Я протянул ей книжку и сказал:
— Почитай. Буду играть дьячка.
Мать потребовала, чтобы она прочла рассказ вслух.
— Он похож на козла, а скорее всего на домового, твой дьячок. — Тоня брезгливо отодвинула от себя книжку. — Если наизнанку вывернешься, так, может, сыграешь.
Мать всплакнула:
— Вон как жили… Как повесили муженька на шею тебе тяжелее камня — и страдай всю жизнь, лей слезы.
— А зачем она льет? — задорно бросила Тоня. — Она не ведьма, а дура. Была бы я на ее месте, так быстро бы управилась с этим козлом: задушила бы и выбросила. А себе выбрала бы другого.
— Легко сказать только, — возразила мать. — А бог-то? Они ведь венчаны…
— Бог только спасибо сказал бы.
Мать вдруг рассердилась:
— Прикуси язык!
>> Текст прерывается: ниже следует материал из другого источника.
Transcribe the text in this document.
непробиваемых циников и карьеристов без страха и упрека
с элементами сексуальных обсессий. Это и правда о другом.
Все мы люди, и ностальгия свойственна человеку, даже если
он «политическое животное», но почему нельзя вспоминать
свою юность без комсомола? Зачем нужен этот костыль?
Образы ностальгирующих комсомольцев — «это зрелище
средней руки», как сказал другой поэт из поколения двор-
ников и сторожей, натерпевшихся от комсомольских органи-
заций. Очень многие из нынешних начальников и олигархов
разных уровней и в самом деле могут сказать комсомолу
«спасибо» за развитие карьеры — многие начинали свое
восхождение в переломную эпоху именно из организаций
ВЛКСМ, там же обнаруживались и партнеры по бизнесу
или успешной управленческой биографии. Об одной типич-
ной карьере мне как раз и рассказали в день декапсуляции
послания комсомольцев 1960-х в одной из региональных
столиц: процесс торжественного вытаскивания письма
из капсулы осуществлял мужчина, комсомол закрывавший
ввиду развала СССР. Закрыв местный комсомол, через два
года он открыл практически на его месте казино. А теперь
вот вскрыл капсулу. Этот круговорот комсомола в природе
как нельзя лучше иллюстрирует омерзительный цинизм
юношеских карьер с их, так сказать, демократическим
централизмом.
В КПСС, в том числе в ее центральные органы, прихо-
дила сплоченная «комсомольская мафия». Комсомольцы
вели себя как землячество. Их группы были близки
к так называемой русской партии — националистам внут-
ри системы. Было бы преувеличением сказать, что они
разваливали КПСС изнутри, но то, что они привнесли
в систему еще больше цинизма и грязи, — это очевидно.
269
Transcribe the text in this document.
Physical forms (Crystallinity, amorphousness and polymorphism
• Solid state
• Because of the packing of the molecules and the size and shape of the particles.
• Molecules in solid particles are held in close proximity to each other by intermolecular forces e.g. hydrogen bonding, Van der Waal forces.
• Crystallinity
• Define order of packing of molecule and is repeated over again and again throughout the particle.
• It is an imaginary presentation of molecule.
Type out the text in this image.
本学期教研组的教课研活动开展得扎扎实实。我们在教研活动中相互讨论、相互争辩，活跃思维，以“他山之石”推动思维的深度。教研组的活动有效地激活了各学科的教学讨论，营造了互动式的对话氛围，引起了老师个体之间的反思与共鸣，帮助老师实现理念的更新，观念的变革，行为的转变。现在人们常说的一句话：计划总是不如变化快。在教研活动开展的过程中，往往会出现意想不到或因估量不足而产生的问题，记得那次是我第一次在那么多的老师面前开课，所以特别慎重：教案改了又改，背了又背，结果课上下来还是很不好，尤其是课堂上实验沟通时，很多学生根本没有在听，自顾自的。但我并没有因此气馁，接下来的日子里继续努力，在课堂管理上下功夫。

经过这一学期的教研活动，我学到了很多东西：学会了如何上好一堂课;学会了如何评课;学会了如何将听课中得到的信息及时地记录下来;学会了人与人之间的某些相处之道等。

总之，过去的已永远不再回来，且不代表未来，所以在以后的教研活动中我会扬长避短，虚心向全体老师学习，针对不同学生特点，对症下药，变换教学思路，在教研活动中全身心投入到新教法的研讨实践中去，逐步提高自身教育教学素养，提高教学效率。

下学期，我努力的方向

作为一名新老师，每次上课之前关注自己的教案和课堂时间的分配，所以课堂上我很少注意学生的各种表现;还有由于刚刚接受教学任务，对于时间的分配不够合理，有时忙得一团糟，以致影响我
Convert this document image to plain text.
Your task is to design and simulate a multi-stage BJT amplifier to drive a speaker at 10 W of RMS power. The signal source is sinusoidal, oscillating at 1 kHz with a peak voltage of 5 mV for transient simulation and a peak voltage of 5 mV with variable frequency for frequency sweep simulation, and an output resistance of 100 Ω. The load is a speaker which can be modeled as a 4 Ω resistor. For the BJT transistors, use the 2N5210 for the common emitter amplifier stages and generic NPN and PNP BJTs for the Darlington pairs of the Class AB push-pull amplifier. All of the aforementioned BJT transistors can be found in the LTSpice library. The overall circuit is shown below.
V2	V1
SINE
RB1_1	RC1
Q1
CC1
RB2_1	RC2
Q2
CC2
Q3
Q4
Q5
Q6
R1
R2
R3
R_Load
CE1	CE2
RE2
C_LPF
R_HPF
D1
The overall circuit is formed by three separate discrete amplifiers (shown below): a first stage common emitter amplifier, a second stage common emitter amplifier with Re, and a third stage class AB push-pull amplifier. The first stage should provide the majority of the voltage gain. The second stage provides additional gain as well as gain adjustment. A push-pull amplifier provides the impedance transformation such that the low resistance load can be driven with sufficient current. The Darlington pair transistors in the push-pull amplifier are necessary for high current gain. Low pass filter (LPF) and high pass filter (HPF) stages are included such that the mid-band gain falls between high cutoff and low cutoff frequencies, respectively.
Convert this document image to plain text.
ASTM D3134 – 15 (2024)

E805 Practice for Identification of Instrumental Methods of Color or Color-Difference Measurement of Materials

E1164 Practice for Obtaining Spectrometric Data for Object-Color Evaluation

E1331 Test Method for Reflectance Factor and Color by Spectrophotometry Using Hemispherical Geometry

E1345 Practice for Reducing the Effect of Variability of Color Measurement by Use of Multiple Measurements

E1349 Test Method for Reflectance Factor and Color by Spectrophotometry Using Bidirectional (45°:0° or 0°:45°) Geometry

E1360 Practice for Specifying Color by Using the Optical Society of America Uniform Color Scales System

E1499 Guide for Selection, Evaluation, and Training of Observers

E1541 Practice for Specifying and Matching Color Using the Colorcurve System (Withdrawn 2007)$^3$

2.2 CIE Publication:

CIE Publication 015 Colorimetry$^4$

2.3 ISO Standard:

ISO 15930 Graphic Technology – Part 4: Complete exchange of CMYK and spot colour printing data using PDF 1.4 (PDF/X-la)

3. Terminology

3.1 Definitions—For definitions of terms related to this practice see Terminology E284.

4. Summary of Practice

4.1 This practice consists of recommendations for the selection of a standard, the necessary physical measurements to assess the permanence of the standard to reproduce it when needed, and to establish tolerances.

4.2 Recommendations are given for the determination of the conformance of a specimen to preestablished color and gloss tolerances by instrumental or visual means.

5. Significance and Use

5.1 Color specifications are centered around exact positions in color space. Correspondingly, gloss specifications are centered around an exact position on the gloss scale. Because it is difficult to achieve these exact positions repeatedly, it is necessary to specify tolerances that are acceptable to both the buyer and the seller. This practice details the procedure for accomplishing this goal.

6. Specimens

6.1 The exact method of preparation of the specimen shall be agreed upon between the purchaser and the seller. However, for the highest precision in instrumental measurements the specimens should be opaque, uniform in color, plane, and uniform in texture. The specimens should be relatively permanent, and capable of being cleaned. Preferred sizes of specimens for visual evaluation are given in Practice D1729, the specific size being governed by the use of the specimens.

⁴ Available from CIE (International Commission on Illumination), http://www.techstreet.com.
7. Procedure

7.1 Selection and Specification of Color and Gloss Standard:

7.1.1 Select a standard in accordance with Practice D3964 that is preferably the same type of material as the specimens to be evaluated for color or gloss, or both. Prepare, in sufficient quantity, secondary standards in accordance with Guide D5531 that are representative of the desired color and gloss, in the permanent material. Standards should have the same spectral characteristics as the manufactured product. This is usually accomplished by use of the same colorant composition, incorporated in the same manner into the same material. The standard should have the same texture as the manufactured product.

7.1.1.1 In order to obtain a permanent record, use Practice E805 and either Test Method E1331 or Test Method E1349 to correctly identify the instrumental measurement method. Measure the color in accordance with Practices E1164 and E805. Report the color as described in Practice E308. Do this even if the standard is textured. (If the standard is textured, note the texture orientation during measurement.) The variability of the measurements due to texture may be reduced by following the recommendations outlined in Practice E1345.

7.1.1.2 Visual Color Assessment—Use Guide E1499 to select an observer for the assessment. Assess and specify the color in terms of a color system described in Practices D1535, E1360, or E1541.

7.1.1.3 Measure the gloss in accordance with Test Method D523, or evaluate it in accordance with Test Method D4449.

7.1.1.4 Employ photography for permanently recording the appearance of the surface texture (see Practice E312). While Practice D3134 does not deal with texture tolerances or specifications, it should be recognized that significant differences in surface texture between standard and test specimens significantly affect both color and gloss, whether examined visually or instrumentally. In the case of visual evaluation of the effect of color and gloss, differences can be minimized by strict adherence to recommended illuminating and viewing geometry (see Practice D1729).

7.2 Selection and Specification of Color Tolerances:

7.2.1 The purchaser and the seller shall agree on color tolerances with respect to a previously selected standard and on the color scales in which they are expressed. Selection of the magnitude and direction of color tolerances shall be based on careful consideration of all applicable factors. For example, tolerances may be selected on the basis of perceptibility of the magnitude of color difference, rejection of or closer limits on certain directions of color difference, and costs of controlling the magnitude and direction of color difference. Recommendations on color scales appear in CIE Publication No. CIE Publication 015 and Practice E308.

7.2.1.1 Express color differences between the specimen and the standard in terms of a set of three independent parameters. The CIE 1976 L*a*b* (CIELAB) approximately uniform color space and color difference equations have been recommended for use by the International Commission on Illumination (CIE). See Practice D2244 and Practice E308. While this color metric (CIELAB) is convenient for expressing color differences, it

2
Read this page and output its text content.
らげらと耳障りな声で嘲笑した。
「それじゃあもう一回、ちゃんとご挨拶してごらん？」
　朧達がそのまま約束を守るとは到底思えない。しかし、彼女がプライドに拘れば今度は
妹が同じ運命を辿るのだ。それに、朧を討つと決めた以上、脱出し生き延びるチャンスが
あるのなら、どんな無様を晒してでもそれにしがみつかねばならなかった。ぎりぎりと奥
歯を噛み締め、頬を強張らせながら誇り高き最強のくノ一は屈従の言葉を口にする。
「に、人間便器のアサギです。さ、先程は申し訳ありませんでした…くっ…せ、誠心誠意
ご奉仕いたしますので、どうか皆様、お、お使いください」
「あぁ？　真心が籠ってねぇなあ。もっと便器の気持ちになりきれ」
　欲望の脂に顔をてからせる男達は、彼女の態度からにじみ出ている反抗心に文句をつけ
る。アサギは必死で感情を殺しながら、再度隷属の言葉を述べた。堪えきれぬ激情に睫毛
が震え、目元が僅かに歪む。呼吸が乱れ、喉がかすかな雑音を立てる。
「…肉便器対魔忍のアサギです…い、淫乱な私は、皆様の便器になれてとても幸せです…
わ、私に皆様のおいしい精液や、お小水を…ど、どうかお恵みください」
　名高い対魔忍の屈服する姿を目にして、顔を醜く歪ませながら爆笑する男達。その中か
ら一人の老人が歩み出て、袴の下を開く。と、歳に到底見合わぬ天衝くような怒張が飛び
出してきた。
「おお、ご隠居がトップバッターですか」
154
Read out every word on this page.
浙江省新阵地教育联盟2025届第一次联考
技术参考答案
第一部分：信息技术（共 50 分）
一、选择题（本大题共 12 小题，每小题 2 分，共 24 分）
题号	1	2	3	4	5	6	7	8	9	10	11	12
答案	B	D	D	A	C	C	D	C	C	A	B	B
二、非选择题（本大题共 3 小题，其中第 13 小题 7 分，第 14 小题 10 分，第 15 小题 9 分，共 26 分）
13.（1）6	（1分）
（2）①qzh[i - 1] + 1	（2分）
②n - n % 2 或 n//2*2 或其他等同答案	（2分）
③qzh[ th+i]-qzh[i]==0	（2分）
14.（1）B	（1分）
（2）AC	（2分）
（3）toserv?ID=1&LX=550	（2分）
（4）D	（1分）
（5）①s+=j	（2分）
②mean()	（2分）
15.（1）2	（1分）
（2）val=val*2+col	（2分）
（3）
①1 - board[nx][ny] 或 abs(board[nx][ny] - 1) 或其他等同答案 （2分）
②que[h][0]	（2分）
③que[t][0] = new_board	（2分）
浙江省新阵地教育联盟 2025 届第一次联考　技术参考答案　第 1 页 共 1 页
Бойка больно…
— А не бойкими-то вон и помыкают. — Она стояла перед зеркалом и приглаживала свои брови. — Митя, идет мне загар? Я бронзовая вся! С бровями не знаю, что делать — блестят, как серебряные. Красить Андрей не велит. Видишь, как он хмурится. — Она провела ладонью по лицу мужа снизу вверх. Тот рассердился, пригрозил:
— Перестань! Ох, дождешься ты у меня.
Она, поддразнивая, прошлась вокруг него на цыпочках. Ей хотелось развеселить его.
— Не любишь, когда против шерсти гладят. — И опять провела ладонью по лицу. Андрей вскочил. Тонька спряталась за меня.
— Дай ей, Андрюша, хорошенько, чтобы не лезла к тебе, — подсказала мать; она всегда держала его сторону.
Но Андрею не хотелось возиться. Он пересел со стула на диван и поманил меня к себе. Тоня сразу присмирела и насторожилась.
— Немецкие войска пересекли польскую границу, — негромко сказал Андрей. — Их танки уже в предместьях Варшавы. Самолеты бомбят город.
Тоня неожиданно топнула ногой и крикнула:
— Ты только и думаешь о войне! Не смейте! Я не хочу.
— А я, думаешь, хочу ее? — спросил он сурово.
— Зачем же ты твердишь: война, войска, бомбят!..
— Моя профессия.
— Стоит только ей, проклятой, начаться, ты первым улетишь. — Тоня заплакала. У меня перехватило дыхание, я никогда еще не видел сестру плачущей.
Андрей беспокойно завозился, еще более нахмурился, точно стесняясь перед нами за ее слезы.
— Перестань, — сказал он сдержанно. — Сядь сюда.
Она села, уткнулась лицом ему в плечо и примолкла, глаза и губы ее сразу припухли.
— Господи, пронеси ты ее, окаянную! — прошептала мать и взглянула на меня робко и сострадательно — тоже, наверно, защемила боль: возьмут сына на фронт, и останется она одна…
Перед лицом надвигающихся событий какой мелкой и незначительной показалась мне наша школа с ее обособленной жизнью, ложными переживаниями, мышиной возней вокруг отрывков и ролей, с тщеславными мечтами…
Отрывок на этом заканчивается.